Molta gioventù anche nell’esibizione di Jennifer Walshe, in cui  l’EVO Ensemble, già protagonista di altri eventi in calendario, ha fatto da sparring partner più che da ensemble vocale. 

Se da una parte la performance della compositrice è stata molto apprezzata dal pubblico presente, che ha risposto costantemente all’irriverenza ironica della performer irlandese, dall’altra va detto che nel suo ‘Is it cool to try hard now?’, ufficialmente per voce, video ed elettronica, di musica se ne potesse sentire veramente poca, entrando magari più nella sfera d’interesse di un TedX talk (dati anche gli interessanti argomenti scientifici proposti) che di un concerto della Biennale Musica, fatta eccezione per alcuni frammenti, appannaggio dell’EVO Ensemble, dell’ ‘A late anthology of early music vol.1’ , in cui venivano portate in scena le opere canoniche della storia musicale occidentale rimodellate dall’intelligenza artificiale.

A conclusione di questa carrellata di fine settimana, l’ultimo degli appuntamenti in terraferma, ovvero la gioiosa performance di Joy Frempong, la quale, approfittando delle sonorità melodiche e pop, veicola messaggi e dibattiti su argomenti come integrazione e cambiamento, nei suoi testi.
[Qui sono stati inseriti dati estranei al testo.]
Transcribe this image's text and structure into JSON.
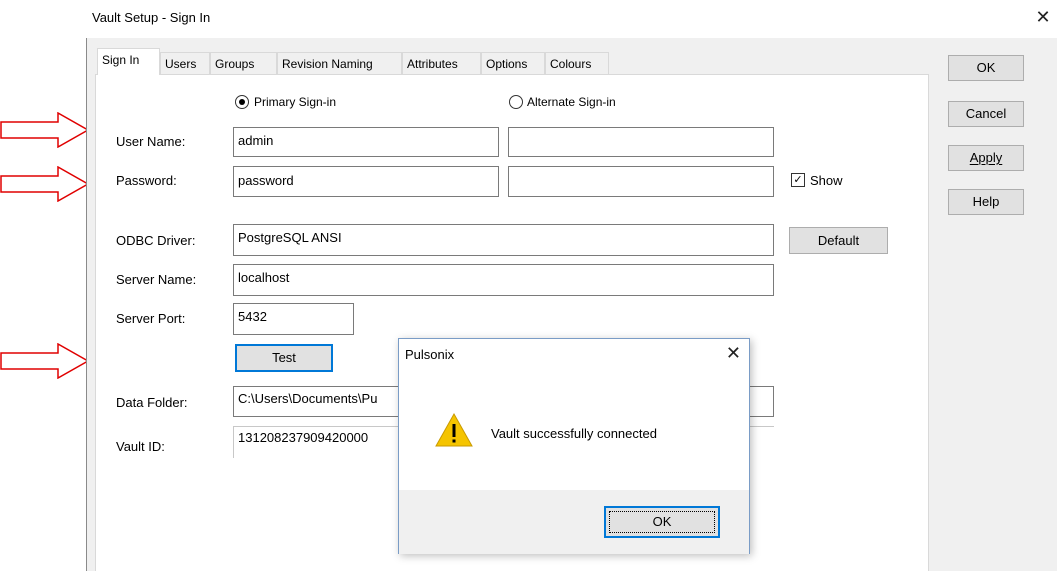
{
  "window": {
    "title": "Vault Setup - Sign In",
    "close": "✕"
  },
  "tabs": [
    "Sign In",
    "Users",
    "Groups",
    "Revision Naming",
    "Attributes",
    "Options",
    "Colours"
  ],
  "side_buttons": {
    "ok": "OK",
    "cancel": "Cancel",
    "apply": "Apply",
    "help": "Help"
  },
  "signin": {
    "primary_label": "Primary Sign-in",
    "alternate_label": "Alternate Sign-in",
    "primary_selected": true,
    "user_name_label": "User Name:",
    "user_name_primary": "admin",
    "user_name_alternate": "",
    "password_label": "Password:",
    "password_primary": "password",
    "password_alternate": "",
    "show_label": "Show",
    "show_checked": true,
    "odbc_label": "ODBC Driver:",
    "odbc_value": "PostgreSQL ANSI",
    "default_button": "Default",
    "server_name_label": "Server Name:",
    "server_name_value": "localhost",
    "server_port_label": "Server Port:",
    "server_port_value": "5432",
    "test_button": "Test",
    "data_folder_label": "Data Folder:",
    "data_folder_value": "C:\\Users\\Documents\\Pu",
    "vault_id_label": "Vault ID:",
    "vault_id_value": "131208237909420000"
  },
  "dialog": {
    "title": "Pulsonix",
    "close": "✕",
    "icon": "warning-icon",
    "message": "Vault successfully connected",
    "ok": "OK"
  },
  "colors": {
    "arrow": "#e00000",
    "focus": "#0078d7",
    "warning": "#f5c400"
  }
}
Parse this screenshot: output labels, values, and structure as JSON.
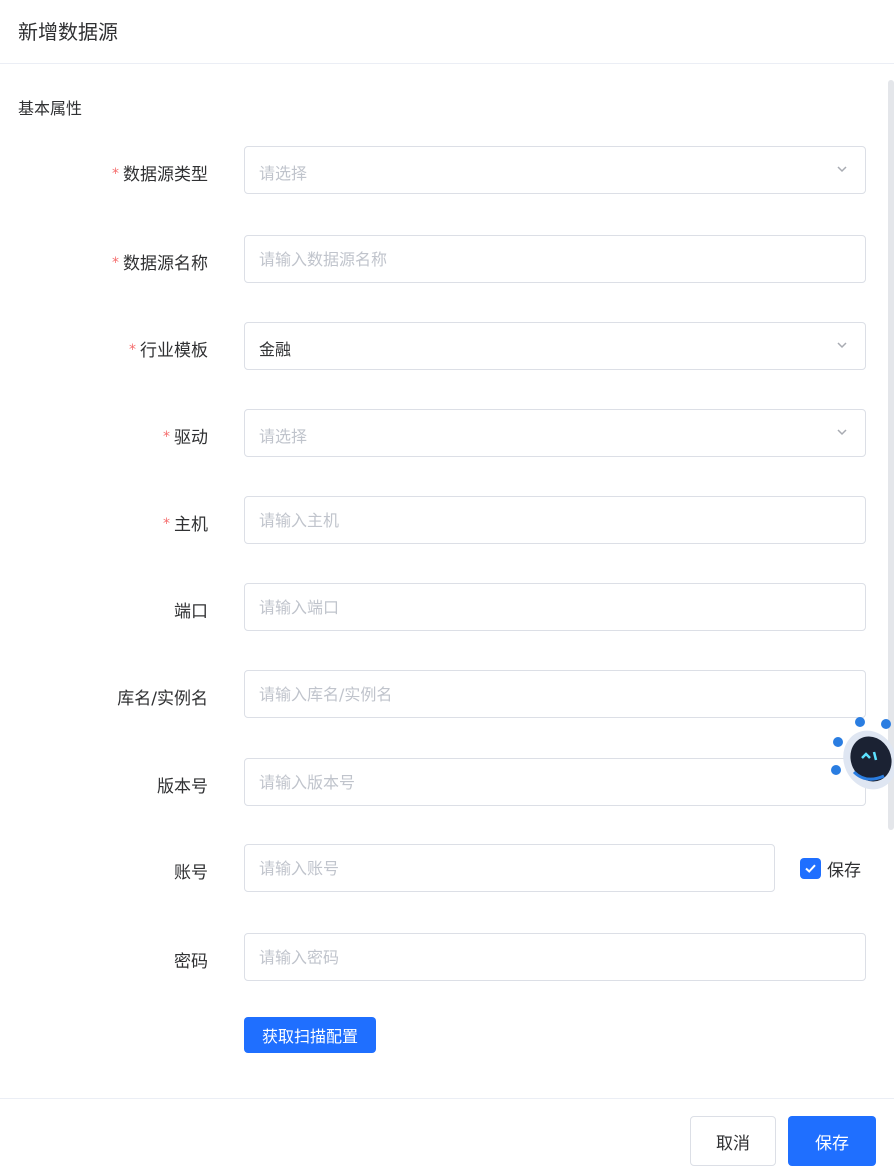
{
  "dialog": {
    "title": "新增数据源"
  },
  "section": {
    "title": "基本属性"
  },
  "fields": {
    "type": {
      "label": "数据源类型",
      "required": true,
      "placeholder": "请选择",
      "value": ""
    },
    "name": {
      "label": "数据源名称",
      "required": true,
      "placeholder": "请输入数据源名称",
      "value": ""
    },
    "industry": {
      "label": "行业模板",
      "required": true,
      "placeholder": "",
      "value": "金融"
    },
    "driver": {
      "label": "驱动",
      "required": true,
      "placeholder": "请选择",
      "value": ""
    },
    "host": {
      "label": "主机",
      "required": true,
      "placeholder": "请输入主机",
      "value": ""
    },
    "port": {
      "label": "端口",
      "required": false,
      "placeholder": "请输入端口",
      "value": ""
    },
    "db": {
      "label": "库名/实例名",
      "required": false,
      "placeholder": "请输入库名/实例名",
      "value": ""
    },
    "version": {
      "label": "版本号",
      "required": false,
      "placeholder": "请输入版本号",
      "value": ""
    },
    "account": {
      "label": "账号",
      "required": false,
      "placeholder": "请输入账号",
      "value": ""
    },
    "password": {
      "label": "密码",
      "required": false,
      "placeholder": "请输入密码",
      "value": ""
    }
  },
  "required_mark": "*",
  "save_account": {
    "label": "保存",
    "checked": true
  },
  "scan_button": {
    "label": "获取扫描配置"
  },
  "footer": {
    "cancel_label": "取消",
    "save_label": "保存"
  },
  "icons": {
    "select_arrow": "chevron-down-icon",
    "check": "check-icon",
    "assistant": "ai-robot-icon"
  },
  "colors": {
    "primary": "#1f6fff",
    "required": "#f56c6c",
    "placeholder": "#c0c4cc",
    "border": "#dcdfe6"
  }
}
Un bilanciamento funzionale fra seniores e juniores che va sulla strada già solcata negli ultimi anni che quindi ha raccontato di un cambio di rotta graduale. Una sapiente scelta che non ha creato una netta crepa con il passato ma ne ha preso gli aspetti più positivi e consolidati (Biennale College, focus su strumenti specifici, etc) aggiungendoci alcuni elementi di novità. 

Grandi attese, quindi, per le prossime edizioni che rispettivamente saranno dedicate al teatro musicale strumentale (2022), alla musica registrata e amplificata (2023) e infine alla musica assoluta (2024).